What we are confronting is the need for a huge cultural shift, and while this may be an over-exaggeration in some areas, in other areas of campaigning it probably is huge. So in general terms, there’s got to be this overall strategy approach change to reach the goals we are after.
From a leadership standpoint, without doing this shift, we can’t make the progress needed, and that has previously been the country’s status for multiple quads.
Of course, the program has benefited from tons of amazing people that come through. People like Caleb Paine who bat above his average and delivered a medal, or someone like Anna Tunnicliffe who is so gifted and came through and delivered.
But the problem is there hasn’t been a sustainable system behind them, to support not only these people that bat above average, but also multiple others that give the program depth. That’s what other countries such as Britain and Australia and New Zealand are able to do.

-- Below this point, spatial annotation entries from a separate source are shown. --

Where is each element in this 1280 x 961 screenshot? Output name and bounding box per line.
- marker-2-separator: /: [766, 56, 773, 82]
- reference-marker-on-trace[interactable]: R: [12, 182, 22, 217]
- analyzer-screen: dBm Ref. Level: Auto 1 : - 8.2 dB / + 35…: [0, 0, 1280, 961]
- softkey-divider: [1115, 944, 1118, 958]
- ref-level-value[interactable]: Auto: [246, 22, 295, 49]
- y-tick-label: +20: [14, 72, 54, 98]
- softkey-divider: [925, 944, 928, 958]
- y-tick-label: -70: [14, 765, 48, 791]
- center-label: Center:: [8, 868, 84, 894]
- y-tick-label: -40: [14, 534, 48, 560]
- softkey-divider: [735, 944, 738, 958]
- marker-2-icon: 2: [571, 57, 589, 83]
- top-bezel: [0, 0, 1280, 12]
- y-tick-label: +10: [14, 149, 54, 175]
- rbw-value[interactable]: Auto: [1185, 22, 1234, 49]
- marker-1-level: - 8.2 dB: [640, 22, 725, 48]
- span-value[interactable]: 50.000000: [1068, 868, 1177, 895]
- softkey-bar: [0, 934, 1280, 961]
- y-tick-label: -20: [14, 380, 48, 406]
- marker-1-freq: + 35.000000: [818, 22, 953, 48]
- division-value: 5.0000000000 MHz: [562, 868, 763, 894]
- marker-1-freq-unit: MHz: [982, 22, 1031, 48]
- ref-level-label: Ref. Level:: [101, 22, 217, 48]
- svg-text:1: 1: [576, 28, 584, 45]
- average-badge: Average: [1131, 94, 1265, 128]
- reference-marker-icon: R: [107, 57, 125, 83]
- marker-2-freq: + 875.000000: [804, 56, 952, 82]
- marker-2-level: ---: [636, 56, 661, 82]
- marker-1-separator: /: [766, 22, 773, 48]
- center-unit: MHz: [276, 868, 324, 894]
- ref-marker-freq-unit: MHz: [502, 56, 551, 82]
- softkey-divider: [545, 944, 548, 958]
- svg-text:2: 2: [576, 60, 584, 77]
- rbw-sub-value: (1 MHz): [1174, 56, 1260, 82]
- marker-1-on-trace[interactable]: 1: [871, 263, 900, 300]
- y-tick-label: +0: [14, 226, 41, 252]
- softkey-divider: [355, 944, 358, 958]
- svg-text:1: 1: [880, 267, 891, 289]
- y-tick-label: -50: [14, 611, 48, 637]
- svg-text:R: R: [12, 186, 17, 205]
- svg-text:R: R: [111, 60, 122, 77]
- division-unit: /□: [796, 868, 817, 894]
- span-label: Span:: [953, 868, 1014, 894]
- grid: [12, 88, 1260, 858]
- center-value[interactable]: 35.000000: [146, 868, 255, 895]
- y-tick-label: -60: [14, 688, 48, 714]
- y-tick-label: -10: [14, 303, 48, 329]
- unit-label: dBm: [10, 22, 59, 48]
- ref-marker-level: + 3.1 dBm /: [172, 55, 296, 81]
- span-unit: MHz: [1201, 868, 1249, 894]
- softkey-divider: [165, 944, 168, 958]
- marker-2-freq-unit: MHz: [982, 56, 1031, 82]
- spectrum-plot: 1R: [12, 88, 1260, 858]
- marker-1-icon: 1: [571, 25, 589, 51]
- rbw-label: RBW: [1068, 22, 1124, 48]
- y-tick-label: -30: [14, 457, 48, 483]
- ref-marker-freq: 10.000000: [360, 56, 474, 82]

It’s multiple years of building this confidence, and knowing how to battle in the heat of the moment, and deliver even when the environment around them is not right. So I don’t see a huge shift that’ll happen this month. It’s just because the game is tough that way. There’s so many professional teams out there.

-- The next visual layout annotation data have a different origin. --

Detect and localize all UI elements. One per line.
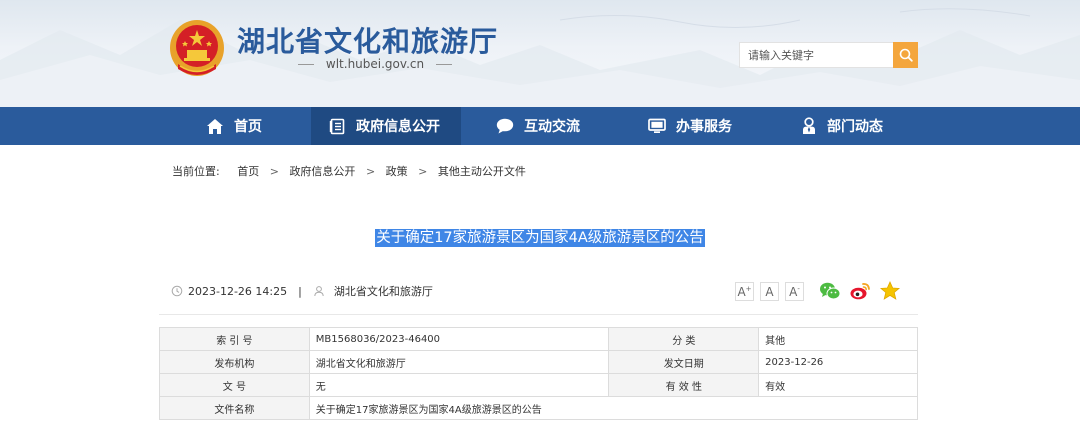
- table-label: 有 效 性: [608, 373, 760, 397]
- breadcrumb-item-home[interactable]: 首页: [237, 163, 259, 179]
- monitor-icon: [648, 118, 666, 133]
- table-row: 索 引 号 MB1568036/2023-46400 分 类 其他: [159, 327, 918, 351]
- breadcrumb-lead: 当前位置:: [172, 165, 220, 178]
- breadcrumb-separator: >: [365, 165, 376, 178]
- nav-item-services-label: 办事服务: [676, 119, 732, 135]
- table-value: MB1568036/2023-46400: [308, 327, 610, 351]
- breadcrumb-item-policy[interactable]: 政策: [386, 163, 408, 179]
- nav-item-government-info-label: 政府信息公开: [356, 119, 440, 135]
- site-domain-text: wlt.hubei.gov.cn: [325, 57, 425, 71]
- font-increase-button[interactable]: A+ A+: [735, 282, 754, 301]
- document-icon: [329, 118, 345, 134]
- table-label: 发布机构: [159, 350, 310, 374]
- main-nav: 首页 政府信息公开 互动交流 办事服务 部门动态: [0, 107, 1080, 145]
- font-decrease-button[interactable]: A- A-: [785, 282, 804, 301]
- search-icon: [899, 48, 913, 62]
- domain-dash-left: [297, 64, 314, 65]
- publish-datetime: 2023-12-26 14:25: [188, 284, 288, 298]
- wechat-icon[interactable]: [819, 280, 841, 302]
- table-row: 发布机构 湖北省文化和旅游厅 发文日期 2023-12-26: [159, 350, 918, 374]
- search-input[interactable]: [740, 43, 894, 67]
- table-label: 分 类: [608, 327, 760, 351]
- table-value: 2023-12-26: [758, 350, 918, 374]
- user-icon: [314, 286, 324, 297]
- national-emblem-icon: [170, 20, 224, 76]
- nav-item-government-info[interactable]: 政府信息公开: [311, 107, 461, 145]
- table-label: 发文日期: [608, 350, 760, 374]
- table-label: 索 引 号: [159, 327, 310, 351]
- article-title: 关于确定17家旅游景区为国家4A级旅游景区的公告: [375, 229, 705, 247]
- nav-item-home-label: 首页: [234, 119, 262, 135]
- table-value: 无: [308, 373, 610, 397]
- breadcrumb-item-government-info[interactable]: 政府信息公开: [289, 163, 355, 179]
- page: 湖北省文化和旅游厅 wlt.hubei.gov.cn 首页: [0, 0, 1080, 425]
- breadcrumb-item-other-files[interactable]: 其他主动公开文件: [438, 163, 526, 179]
- clock-icon: [171, 285, 183, 297]
- nav-item-services[interactable]: 办事服务: [648, 107, 732, 145]
- article-source: 湖北省文化和旅游厅: [333, 285, 433, 298]
- article-meta: 2023-12-26 14:25 | 湖北省文化和旅游厅 A+ A+ A A- …: [159, 268, 918, 315]
- nav-item-home[interactable]: 首页: [206, 107, 262, 145]
- table-value: 其他: [758, 327, 918, 351]
- table-value: 有效: [758, 373, 918, 397]
- font-decrease-glyph: A-: [789, 284, 800, 299]
- nav-item-interaction-label: 互动交流: [524, 119, 580, 135]
- table-label: 文件名称: [159, 396, 310, 420]
- nav-item-interaction[interactable]: 互动交流: [496, 107, 580, 145]
- table-row: 文件名称 关于确定17家旅游景区为国家4A级旅游景区的公告: [159, 396, 919, 420]
- search-button[interactable]: [893, 42, 918, 68]
- breadcrumb-separator: >: [269, 165, 279, 178]
- mountain-background: [0, 8, 1080, 107]
- article-title-wrap: 关于确定17家旅游景区为国家4A级旅游景区的公告: [0, 226, 1080, 247]
- site-header: 湖北省文化和旅游厅 wlt.hubei.gov.cn: [0, 0, 1080, 107]
- site-title: 湖北省文化和旅游厅: [237, 25, 499, 58]
- table-value: 湖北省文化和旅游厅: [308, 350, 610, 374]
- star-icon[interactable]: [879, 280, 901, 302]
- chat-bubble-icon: [496, 118, 514, 134]
- breadcrumb-separator: >: [418, 165, 428, 178]
- table-value: 关于确定17家旅游景区为国家4A级旅游景区的公告: [308, 396, 919, 420]
- site-domain: wlt.hubei.gov.cn: [283, 57, 467, 71]
- nav-item-department-news[interactable]: 部门动态: [801, 107, 883, 145]
- table-label: 文 号: [159, 373, 310, 397]
- font-reset-label: A: [765, 284, 774, 299]
- font-increase-glyph: A+: [737, 284, 752, 299]
- domain-dash-right: [436, 64, 453, 65]
- home-icon: [207, 118, 223, 134]
- breadcrumb: 当前位置: 首页 > 政府信息公开 > 政策 > 其他主动公开文件: [172, 163, 526, 179]
- meta-divider: |: [298, 284, 302, 298]
- font-reset-button[interactable]: A: [760, 282, 779, 301]
- weibo-icon[interactable]: [849, 280, 871, 302]
- document-info-table: 索 引 号 MB1568036/2023-46400 分 类 其他 发布机构 湖…: [159, 327, 919, 420]
- person-icon: [803, 117, 815, 134]
- nav-item-department-news-label: 部门动态: [827, 119, 883, 135]
- table-row: 文 号 无 有 效 性 有效: [159, 373, 918, 397]
- article-meta-info: 2023-12-26 14:25 | 湖北省文化和旅游厅: [171, 283, 433, 299]
- search-box: [739, 42, 895, 68]
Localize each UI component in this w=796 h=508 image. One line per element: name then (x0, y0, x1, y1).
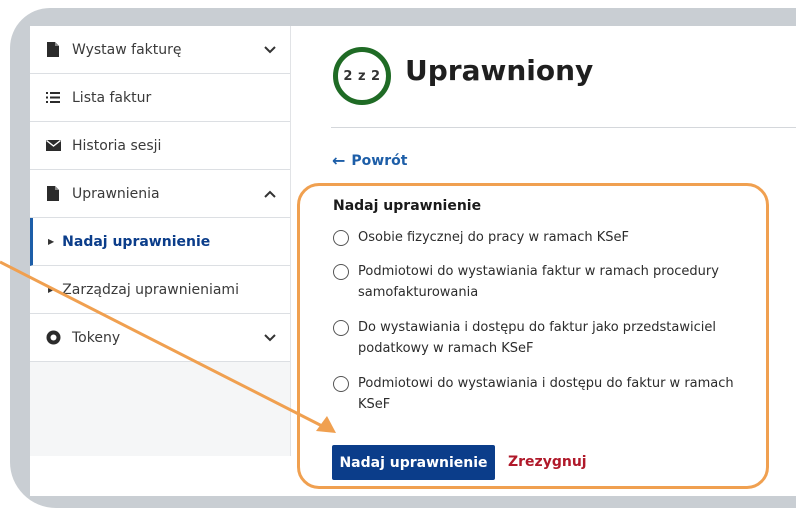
radio-option-przedstawiciel-podatkowy[interactable]: Do wystawiania i dostępu do faktur jako … (333, 319, 743, 359)
permission-section-label: Nadaj uprawnienie (333, 198, 482, 214)
radio-option-samofakturowanie[interactable]: Podmiotowi do wystawiania faktur w ramac… (333, 263, 743, 303)
sidebar-item-label: Nadaj uprawnienie (62, 233, 211, 250)
sidebar-item-label: Historia sesji (72, 137, 162, 154)
sidebar-item-label: Tokeny (72, 329, 121, 346)
arrow-left-icon: ← (332, 151, 346, 170)
radio-option-label: Do wystawiania i dostępu do faktur jako … (358, 320, 716, 356)
bullet-icon: ▶ (48, 285, 55, 294)
radio-option-label: Podmiotowi do wystawiania i dostępu do f… (358, 376, 734, 412)
sidebar-item-nadaj-uprawnienie[interactable]: ▶ Nadaj uprawnienie (30, 218, 290, 266)
chevron-down-icon (264, 330, 276, 346)
page-title: Uprawniony (405, 54, 594, 87)
sidebar-item-zarzadzaj-uprawnieniami[interactable]: ▶ Zarządzaj uprawnieniami (30, 266, 290, 314)
radio-button[interactable] (333, 320, 349, 336)
sidebar-item-wystaw-fakture[interactable]: Wystaw fakturę (30, 26, 290, 74)
sidebar-item-lista-faktur[interactable]: Lista faktur (30, 74, 290, 122)
chevron-up-icon (264, 186, 276, 202)
header-divider (331, 127, 796, 128)
radio-button[interactable] (333, 264, 349, 280)
submit-button[interactable]: Nadaj uprawnienie (332, 445, 495, 480)
sidebar-item-label: Uprawnienia (72, 185, 160, 202)
step-indicator: 2 z 2 (333, 47, 391, 105)
bullet-icon: ▶ (48, 237, 55, 246)
sidebar-item-label: Wystaw fakturę (72, 41, 182, 58)
radio-button[interactable] (333, 230, 349, 246)
radio-option-osoba-fizyczna[interactable]: Osobie fizycznej do pracy w ramach KSeF (333, 229, 743, 248)
envelope-icon (44, 140, 62, 151)
sidebar-item-tokeny[interactable]: Tokeny (30, 314, 290, 362)
sidebar: Wystaw fakturę Lista faktur Historia ses… (30, 26, 291, 456)
back-link-label: Powrót (351, 152, 408, 169)
cancel-button[interactable]: Zrezygnuj (508, 454, 587, 470)
sidebar-item-label: Lista faktur (72, 89, 152, 106)
sidebar-item-historia-sesji[interactable]: Historia sesji (30, 122, 290, 170)
file-icon (44, 186, 62, 201)
radio-button[interactable] (333, 376, 349, 392)
list-icon (44, 92, 62, 103)
token-icon (44, 330, 62, 345)
radio-option-label: Podmiotowi do wystawiania faktur w ramac… (358, 264, 719, 300)
radio-option-label: Osobie fizycznej do pracy w ramach KSeF (358, 230, 629, 245)
chevron-down-icon (264, 42, 276, 58)
radio-option-wystawianie-i-dostep[interactable]: Podmiotowi do wystawiania i dostępu do f… (333, 375, 743, 415)
step-text: 2 z 2 (343, 68, 381, 84)
file-icon (44, 42, 62, 57)
back-link[interactable]: ← Powrót (332, 151, 407, 170)
sidebar-item-label: Zarządzaj uprawnieniami (62, 281, 239, 298)
sidebar-item-uprawnienia[interactable]: Uprawnienia (30, 170, 290, 218)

There were three events at the Rio 2016 Games which had athletes fall short of medaling but positioned for success in 2020, yet they chose not to continue. For the program to see sustainable success, it would seem important that athletes in which an investment is made fulfill their potential?
Absolutely, and that highlights this desperate need for a cultural shift, as well is being able to support a larger group. We’ve got to work as a team. We’ve got to have glue not only in each individual class but then also from the full-on umbrella across the whole team. So one of the things I’ve instilled is we’re going to meet three times a year as a greater team.

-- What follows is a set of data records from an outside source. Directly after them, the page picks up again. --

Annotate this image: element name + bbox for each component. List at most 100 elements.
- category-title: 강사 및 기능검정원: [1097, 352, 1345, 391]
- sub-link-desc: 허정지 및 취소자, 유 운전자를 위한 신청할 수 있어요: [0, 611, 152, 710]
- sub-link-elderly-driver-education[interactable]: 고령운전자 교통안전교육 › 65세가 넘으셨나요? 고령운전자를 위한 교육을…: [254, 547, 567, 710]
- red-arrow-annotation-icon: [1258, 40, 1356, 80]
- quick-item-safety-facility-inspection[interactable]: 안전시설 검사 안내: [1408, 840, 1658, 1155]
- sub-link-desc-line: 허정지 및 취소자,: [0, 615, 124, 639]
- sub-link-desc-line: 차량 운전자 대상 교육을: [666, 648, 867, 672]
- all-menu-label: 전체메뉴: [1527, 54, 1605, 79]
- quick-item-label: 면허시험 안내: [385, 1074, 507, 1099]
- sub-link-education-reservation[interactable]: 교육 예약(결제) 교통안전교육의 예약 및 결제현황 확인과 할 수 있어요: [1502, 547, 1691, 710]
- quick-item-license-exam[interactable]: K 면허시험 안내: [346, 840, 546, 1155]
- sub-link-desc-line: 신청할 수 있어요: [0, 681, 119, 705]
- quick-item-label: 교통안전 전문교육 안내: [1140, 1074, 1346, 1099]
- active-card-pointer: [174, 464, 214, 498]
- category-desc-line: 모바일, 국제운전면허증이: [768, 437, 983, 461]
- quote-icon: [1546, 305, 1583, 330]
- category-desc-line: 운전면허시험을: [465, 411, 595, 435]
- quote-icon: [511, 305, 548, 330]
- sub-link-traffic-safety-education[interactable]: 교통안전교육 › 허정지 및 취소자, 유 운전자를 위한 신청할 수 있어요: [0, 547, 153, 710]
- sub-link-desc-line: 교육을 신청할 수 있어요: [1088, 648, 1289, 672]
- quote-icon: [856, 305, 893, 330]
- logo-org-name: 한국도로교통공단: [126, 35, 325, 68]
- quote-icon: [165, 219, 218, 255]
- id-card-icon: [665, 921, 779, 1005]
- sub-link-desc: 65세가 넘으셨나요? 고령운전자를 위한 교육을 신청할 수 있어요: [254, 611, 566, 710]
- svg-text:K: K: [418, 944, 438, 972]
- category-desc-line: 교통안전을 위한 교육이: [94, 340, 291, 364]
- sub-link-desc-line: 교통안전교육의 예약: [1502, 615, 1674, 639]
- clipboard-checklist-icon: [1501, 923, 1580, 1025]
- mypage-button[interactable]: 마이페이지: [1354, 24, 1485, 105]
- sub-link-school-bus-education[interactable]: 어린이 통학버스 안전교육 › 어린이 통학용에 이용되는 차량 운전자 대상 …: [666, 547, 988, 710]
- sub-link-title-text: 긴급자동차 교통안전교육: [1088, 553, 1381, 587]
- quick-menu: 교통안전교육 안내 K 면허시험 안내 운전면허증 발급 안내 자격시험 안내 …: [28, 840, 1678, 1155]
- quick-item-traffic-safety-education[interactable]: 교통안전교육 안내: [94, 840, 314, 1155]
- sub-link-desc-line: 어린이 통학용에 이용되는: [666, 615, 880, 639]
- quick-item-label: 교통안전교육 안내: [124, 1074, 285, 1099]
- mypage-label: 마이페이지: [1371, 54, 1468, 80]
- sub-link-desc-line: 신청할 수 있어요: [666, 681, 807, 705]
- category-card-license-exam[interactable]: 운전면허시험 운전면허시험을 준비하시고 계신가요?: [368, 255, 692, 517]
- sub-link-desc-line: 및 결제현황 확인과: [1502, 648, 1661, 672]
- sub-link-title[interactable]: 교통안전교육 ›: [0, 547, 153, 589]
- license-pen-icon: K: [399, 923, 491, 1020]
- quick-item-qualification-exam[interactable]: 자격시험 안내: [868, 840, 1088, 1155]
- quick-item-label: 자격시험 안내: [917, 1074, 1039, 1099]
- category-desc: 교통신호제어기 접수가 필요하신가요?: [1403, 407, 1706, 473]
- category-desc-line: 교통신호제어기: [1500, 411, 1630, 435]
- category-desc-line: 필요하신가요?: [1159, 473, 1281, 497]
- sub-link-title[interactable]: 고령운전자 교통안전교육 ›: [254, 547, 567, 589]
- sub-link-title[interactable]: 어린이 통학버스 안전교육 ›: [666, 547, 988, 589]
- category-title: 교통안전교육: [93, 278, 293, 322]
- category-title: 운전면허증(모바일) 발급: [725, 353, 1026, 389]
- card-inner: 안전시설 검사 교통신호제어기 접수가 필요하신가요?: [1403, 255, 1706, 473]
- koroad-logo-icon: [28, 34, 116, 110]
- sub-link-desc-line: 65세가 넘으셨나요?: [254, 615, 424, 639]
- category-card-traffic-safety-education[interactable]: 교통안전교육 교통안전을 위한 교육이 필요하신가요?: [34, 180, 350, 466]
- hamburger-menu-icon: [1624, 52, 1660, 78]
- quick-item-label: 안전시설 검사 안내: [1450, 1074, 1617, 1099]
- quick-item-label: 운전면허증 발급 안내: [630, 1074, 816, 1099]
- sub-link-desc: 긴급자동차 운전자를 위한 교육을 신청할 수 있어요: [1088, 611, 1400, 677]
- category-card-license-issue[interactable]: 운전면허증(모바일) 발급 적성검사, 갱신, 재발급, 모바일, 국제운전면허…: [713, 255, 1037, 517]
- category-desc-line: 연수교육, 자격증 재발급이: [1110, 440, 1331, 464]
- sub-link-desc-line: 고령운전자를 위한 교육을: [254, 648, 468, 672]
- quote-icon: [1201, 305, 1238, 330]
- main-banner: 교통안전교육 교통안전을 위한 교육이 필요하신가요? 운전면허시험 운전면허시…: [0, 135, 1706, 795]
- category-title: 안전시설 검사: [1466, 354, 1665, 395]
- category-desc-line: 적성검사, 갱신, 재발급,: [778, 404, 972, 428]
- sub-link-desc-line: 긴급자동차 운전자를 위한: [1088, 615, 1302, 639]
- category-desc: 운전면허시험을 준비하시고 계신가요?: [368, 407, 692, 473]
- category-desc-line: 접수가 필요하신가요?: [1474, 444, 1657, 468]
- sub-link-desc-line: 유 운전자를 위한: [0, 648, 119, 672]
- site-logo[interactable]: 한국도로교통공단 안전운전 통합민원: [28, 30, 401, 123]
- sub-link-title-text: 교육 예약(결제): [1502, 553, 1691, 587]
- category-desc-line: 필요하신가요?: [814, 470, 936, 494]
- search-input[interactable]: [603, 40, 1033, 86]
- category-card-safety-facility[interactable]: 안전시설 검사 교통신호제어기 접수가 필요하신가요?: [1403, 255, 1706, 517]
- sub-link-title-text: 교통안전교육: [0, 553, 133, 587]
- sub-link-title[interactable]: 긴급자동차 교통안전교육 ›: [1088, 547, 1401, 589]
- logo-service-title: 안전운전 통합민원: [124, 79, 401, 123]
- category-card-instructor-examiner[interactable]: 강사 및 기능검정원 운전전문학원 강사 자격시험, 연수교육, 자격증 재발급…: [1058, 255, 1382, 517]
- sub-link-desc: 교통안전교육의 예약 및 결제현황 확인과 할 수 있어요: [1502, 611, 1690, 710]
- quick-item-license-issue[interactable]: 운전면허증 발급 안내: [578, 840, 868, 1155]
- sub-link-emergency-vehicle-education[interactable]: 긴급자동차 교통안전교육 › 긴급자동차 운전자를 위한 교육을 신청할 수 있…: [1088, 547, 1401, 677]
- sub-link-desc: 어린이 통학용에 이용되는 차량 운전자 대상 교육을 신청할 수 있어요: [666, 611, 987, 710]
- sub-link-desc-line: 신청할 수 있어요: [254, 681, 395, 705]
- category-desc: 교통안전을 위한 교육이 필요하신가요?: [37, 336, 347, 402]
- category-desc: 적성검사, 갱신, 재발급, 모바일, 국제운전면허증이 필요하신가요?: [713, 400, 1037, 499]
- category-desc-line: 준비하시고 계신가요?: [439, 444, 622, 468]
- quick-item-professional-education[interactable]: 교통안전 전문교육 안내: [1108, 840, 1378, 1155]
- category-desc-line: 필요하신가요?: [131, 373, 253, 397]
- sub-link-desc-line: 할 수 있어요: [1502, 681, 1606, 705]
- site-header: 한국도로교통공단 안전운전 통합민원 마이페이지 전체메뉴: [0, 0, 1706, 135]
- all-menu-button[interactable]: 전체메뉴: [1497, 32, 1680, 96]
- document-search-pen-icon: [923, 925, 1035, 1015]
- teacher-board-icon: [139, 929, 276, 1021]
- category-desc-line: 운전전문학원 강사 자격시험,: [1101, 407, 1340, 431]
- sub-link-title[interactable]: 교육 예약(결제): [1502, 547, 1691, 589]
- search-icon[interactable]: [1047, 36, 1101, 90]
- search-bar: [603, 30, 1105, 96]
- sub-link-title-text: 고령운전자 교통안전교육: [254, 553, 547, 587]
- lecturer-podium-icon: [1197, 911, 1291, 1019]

We had our first one in Colorado Springs in early November last year. The focus was on medical and physical screening along with fitness testing. We also had a couple of outside presenters for the psychological standpoint. We got the team to set the values, mission, and vision of the sailing team and what the logo means, and also we talked a lot about what needs to happen to fulfill goals in year two of the quad.
We just finished our second camp during the first week of January which combined the Sailing Team with the younger sailors in the Olympic Development Program. This was a really good chance for those youngsters to rub shoulders with the starting team as they are the prospects for 2024, 2028 and even 2032. We all worked together on the water and our off the water time focused on sailing-related topics such as weather, rules, nutrition talks, Miami local knowledge. We also gathered the group for an organized clean-up session.
With ten Olympics events, and sailors at various stages, bringing everyone together can be very impactful. We even have a coach-sponsored barbecue coming up for all the sailors in the program, and anybody else who is sailing under the American flag this month. These group activities show there’s more than just them individually, and we seek for this to be a step in the direction of further creating this true sense of the team.